Although our case lacked physical findings characteristic of Cushing’s syndrome, she had transient hypercortisolism, the lack of diurnal variations in serum cortisol levels, and reactions similar to Cushing’s syndrome in the DST and CRH tests. Therefore, concomitant Cushing’s syndrome was suspected in the initial period of hospitalization; however, we were able to reject this possibility based on the improvements observed in abnormal electrolytes and the decrease in serum cortisol levels during the follow-up.

In the present case, transient hypercortisolism was considered to be induced by stress such as severe hypo-osmotic hyponatremia and convulsions in addition to the underlying disorder of schizophrenia.

Psychogenic polydipsia needs to be considered as a possible cause of hyponatremia in the present case because it occurs in between 6% and 20% of psychiatric patients and is more likely to be observed with schizophrenia [10]. Since the present case did not exhibit a noticeable thirst or polyuria, a differential diagnosis of psychogenic polydipsia was excluded.

The etiology of SIADH is diverse, is frequently difficult to specify, and remains unknown. Although some psychotropic drugs are associated with hyponatremia, the exact prevalence of hyponatremia induced by these drugs as an adverse event is currently unclear [11]. Psychotropic drugs such as chlorpromazine, carbamazepine (or a derivative), and selective serotonin reuptake inhibitors, may enhance the release of ADH or increase sensitivity to ADH, and, as a result, lead to SIADH [12].

There are a few reports of SIADH induced secondary to olanzapine, which was used in our case until hospitalization [4, 13]. In the case report by Dudeja et al, their patient with mixed bipolar affective disorder and schizoid personality disorder suddenly developed SIADH after taking olanzapine at 20 mg/day for 2 years [4]. In the case report by Bakhla et al, their patient with recurrent depressive disorder developed SIADH shortly after starting olanzapine at 5 mg/day [13]. The present case had used olanzapine at 5 mg/day for more than 3 years until hospitalization. Based on these case reports, although hyponatremia induced by psychotropic drugs is typically more frequently diagnosed in the first week of treatment, the period and dose of internal use are not considered to be related to the induction of SIADH by olanzapine. Therefore, the judgment of whether olanzapine is the true causative agent of SIADH needs to be considered based on the absence of other causative agents, the recovery of electrolytes after the discontinuation of the drug, and no recurrence thereafter.

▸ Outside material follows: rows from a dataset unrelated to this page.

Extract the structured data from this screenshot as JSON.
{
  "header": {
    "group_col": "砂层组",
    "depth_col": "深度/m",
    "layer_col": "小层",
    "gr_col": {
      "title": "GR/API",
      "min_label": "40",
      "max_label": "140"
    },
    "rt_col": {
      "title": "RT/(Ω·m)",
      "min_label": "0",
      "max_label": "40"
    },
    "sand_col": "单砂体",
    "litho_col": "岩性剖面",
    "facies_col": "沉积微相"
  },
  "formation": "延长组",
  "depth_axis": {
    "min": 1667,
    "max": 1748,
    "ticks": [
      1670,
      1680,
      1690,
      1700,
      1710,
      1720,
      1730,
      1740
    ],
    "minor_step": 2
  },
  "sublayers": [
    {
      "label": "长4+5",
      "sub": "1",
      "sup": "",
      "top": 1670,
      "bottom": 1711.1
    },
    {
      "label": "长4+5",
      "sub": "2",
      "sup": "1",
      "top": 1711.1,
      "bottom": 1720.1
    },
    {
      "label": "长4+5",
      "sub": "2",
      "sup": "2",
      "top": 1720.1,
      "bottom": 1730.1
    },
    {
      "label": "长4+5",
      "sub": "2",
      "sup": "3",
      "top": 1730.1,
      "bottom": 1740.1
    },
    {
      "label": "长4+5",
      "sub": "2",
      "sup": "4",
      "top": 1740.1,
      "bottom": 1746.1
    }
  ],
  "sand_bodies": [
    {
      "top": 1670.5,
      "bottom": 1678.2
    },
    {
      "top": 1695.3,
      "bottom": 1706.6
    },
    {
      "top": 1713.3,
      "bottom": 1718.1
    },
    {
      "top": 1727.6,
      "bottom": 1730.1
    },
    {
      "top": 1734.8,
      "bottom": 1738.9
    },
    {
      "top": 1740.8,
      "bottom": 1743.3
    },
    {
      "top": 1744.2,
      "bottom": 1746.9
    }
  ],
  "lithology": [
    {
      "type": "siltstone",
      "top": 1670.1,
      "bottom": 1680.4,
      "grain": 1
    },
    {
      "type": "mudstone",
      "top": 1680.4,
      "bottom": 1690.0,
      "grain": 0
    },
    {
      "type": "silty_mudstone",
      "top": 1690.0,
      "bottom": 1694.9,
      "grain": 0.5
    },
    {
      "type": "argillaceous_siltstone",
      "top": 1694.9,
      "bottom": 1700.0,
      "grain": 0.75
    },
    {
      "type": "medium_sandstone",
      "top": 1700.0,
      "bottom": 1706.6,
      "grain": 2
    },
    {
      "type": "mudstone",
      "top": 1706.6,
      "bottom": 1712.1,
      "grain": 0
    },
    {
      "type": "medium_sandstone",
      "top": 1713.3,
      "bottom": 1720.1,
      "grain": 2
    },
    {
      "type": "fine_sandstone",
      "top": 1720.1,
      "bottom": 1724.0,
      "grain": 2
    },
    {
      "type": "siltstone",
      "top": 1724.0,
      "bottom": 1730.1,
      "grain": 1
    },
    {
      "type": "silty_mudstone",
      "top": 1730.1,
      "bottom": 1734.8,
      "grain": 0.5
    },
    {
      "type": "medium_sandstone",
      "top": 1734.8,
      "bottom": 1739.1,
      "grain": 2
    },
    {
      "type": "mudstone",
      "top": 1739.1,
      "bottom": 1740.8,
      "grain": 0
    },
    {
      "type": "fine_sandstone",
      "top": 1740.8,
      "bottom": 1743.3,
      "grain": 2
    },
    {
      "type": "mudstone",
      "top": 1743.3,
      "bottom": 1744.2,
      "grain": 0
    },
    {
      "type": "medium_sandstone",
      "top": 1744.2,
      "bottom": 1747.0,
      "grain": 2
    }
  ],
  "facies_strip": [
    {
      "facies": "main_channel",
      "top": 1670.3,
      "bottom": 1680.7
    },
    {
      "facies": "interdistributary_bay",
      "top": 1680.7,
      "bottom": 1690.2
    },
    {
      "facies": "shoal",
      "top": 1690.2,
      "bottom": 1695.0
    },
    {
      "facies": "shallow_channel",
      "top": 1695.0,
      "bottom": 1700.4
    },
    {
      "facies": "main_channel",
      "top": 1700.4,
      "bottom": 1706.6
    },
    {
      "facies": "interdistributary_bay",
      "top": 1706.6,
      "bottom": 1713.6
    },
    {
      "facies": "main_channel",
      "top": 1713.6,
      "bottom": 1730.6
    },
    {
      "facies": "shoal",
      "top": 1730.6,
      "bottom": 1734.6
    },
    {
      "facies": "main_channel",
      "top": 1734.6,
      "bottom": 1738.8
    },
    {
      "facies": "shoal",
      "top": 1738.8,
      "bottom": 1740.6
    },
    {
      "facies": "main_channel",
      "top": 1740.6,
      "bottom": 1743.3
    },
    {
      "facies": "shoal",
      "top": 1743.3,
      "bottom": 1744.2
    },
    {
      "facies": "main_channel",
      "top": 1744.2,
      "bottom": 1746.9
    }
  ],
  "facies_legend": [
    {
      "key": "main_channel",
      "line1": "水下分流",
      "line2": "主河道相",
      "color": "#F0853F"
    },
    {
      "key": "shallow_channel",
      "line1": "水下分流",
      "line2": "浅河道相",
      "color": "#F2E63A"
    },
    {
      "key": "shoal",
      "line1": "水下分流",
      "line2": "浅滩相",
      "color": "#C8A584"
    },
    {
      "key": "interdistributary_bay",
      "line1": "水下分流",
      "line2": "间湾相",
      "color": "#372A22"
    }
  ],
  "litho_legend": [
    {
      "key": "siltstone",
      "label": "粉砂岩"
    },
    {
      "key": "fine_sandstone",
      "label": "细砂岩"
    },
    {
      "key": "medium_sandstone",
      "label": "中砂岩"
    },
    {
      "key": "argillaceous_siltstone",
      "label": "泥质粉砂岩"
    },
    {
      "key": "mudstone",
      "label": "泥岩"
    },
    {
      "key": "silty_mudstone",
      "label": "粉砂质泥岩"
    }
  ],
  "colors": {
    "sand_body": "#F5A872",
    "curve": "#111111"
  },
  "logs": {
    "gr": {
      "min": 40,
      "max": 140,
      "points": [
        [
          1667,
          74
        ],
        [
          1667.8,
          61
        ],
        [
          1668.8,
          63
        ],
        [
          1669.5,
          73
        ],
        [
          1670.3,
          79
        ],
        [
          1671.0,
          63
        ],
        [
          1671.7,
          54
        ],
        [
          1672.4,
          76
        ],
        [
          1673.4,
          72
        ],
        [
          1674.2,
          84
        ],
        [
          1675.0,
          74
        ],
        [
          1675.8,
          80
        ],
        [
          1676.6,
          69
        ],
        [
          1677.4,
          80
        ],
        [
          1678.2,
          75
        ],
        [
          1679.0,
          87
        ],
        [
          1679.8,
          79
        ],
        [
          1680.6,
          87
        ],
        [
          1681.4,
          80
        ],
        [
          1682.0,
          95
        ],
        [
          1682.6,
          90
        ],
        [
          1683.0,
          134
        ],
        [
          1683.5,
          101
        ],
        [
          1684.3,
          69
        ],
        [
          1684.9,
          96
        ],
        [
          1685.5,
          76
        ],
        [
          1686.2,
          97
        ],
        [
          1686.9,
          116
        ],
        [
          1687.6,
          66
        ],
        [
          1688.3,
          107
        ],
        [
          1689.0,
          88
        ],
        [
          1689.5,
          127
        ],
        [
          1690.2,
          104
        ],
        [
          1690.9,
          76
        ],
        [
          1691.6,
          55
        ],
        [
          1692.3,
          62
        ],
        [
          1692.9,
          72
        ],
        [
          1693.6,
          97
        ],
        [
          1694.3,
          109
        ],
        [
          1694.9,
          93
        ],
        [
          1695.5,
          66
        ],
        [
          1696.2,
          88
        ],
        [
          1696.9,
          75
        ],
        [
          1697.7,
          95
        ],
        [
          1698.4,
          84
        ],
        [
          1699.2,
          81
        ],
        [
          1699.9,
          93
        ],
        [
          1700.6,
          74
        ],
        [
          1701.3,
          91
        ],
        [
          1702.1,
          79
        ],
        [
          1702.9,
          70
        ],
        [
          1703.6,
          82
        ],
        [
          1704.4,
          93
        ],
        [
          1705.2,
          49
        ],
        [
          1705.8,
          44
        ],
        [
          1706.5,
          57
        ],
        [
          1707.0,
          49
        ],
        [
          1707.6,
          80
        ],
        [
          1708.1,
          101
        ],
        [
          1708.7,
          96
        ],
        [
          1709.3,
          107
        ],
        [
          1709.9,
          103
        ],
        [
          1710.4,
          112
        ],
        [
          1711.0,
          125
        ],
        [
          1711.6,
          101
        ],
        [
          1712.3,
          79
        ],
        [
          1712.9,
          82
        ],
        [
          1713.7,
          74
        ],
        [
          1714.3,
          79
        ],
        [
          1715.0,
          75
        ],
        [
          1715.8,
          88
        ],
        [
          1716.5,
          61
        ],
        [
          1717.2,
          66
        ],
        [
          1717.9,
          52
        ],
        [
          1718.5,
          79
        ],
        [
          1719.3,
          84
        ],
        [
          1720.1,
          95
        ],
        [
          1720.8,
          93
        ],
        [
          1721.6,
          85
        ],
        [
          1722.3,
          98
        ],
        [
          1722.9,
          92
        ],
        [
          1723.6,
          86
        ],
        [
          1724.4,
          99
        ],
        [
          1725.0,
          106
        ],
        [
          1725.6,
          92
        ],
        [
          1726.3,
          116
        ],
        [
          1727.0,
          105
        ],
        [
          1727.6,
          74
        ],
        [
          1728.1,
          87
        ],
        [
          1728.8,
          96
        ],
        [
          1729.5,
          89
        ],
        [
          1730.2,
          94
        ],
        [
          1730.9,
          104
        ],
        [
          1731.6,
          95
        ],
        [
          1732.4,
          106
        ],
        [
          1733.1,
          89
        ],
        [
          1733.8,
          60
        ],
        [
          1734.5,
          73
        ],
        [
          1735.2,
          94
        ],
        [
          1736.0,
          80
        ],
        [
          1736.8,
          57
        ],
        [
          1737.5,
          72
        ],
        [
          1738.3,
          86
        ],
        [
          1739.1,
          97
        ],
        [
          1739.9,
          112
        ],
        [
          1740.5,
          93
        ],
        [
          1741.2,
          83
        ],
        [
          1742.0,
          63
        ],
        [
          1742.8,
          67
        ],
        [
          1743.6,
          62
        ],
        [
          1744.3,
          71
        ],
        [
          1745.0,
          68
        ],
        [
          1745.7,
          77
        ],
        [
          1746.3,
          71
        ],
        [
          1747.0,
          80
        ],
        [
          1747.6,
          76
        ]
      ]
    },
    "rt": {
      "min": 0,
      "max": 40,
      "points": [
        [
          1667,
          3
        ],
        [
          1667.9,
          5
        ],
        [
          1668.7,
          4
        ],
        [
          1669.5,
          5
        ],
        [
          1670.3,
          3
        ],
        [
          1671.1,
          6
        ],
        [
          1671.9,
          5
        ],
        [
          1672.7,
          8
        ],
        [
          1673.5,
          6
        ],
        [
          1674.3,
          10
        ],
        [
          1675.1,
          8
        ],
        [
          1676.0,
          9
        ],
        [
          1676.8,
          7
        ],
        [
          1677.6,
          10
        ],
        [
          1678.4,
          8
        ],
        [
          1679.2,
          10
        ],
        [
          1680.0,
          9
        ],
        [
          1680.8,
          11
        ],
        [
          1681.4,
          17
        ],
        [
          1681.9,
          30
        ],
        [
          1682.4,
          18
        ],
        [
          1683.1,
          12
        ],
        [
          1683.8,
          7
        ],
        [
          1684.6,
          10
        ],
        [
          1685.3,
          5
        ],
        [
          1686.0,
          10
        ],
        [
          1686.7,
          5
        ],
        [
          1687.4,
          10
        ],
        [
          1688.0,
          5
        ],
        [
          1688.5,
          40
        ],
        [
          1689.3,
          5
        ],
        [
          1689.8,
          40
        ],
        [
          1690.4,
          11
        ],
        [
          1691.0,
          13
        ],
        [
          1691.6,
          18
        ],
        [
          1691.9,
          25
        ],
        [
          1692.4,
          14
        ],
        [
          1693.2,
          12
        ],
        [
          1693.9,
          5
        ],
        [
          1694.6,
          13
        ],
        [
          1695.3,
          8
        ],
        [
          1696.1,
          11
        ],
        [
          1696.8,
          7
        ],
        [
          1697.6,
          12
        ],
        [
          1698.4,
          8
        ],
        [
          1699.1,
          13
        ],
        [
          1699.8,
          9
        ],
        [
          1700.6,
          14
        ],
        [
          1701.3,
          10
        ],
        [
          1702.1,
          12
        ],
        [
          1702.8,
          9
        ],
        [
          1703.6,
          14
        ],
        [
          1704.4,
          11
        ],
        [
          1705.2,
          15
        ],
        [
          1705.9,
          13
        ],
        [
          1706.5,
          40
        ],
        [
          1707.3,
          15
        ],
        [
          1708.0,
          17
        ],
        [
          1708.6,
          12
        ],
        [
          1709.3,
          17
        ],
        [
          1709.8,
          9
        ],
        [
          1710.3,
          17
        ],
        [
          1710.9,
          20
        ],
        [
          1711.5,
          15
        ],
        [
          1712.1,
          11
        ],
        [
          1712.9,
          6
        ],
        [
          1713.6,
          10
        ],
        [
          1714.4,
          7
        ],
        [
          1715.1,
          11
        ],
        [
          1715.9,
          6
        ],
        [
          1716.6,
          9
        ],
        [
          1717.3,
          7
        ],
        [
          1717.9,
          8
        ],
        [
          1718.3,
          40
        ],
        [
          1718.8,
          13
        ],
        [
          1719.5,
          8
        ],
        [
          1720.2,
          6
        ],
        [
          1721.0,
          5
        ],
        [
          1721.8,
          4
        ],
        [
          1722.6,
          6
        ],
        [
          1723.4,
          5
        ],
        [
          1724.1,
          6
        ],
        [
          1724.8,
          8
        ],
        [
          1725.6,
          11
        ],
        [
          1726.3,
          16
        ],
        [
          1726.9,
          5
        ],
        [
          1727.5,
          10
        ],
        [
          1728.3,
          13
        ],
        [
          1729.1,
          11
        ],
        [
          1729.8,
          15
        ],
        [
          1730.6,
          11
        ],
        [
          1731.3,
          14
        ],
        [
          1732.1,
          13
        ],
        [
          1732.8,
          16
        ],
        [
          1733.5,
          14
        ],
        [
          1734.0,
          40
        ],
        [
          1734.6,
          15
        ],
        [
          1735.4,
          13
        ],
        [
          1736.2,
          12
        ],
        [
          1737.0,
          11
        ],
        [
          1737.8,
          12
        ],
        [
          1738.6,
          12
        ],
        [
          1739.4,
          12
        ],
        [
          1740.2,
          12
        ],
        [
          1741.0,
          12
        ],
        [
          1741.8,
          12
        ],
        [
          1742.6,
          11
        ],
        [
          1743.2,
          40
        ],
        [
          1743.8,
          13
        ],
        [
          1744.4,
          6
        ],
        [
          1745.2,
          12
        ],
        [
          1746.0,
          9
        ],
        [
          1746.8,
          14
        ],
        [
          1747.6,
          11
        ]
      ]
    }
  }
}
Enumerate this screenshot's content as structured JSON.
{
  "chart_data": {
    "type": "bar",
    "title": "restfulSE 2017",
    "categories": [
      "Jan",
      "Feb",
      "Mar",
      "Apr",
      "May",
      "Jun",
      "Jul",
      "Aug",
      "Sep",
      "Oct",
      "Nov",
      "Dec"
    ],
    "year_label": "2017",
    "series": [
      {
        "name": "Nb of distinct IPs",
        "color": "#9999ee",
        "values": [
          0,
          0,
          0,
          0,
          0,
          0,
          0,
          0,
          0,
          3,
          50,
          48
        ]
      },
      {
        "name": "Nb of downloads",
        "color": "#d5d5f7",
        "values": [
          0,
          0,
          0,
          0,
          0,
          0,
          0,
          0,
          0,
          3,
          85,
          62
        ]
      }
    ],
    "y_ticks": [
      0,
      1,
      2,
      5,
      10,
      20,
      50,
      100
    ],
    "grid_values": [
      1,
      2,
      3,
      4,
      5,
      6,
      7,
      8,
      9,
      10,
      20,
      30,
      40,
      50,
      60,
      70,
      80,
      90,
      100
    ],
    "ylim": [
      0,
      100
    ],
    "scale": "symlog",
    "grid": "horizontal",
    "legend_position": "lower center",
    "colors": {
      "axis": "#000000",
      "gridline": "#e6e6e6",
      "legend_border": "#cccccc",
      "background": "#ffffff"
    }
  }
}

In this case, drug-induced hypo-osmotic hyponatremia improved without any recurrence following the discontinuation of olanzapine, a drip treatment with hypertonic or isotonic saline, and the restriction of fluid intake. Olanzapine is considered to be the most probable causative agent because no other apparent cause of SIADH was identified.

Conclusion

An endocrine examination of hypo-osmotic hyponatremia and hypokalemia, which were observed simultaneously at the time of admission, revealed that SIADH, which was induced secondary to olanzapine, and transient hypercortisolism had simultaneously occurred. Hypercortisolism was considered to be induced by stress such as severe hypo-osmotic hyponatremia and convulsions in addition to the underlying disorder of schizophrenia. Clinicians need to routinely check electrolytes in patients taking olanzapine in order to prevent insidious progression to severe hyponatremia. To the best of our knowledge, this is the first case report in which an endocrine examination and its interpretation were performed for SIADH accompanied by transient hypercortisolism due to the stimulation of ACTH.

Consent

Written informed consent was obtained from the patient for the publication of this case report.

Conflicts of Interest

The authors declare no relevant interest.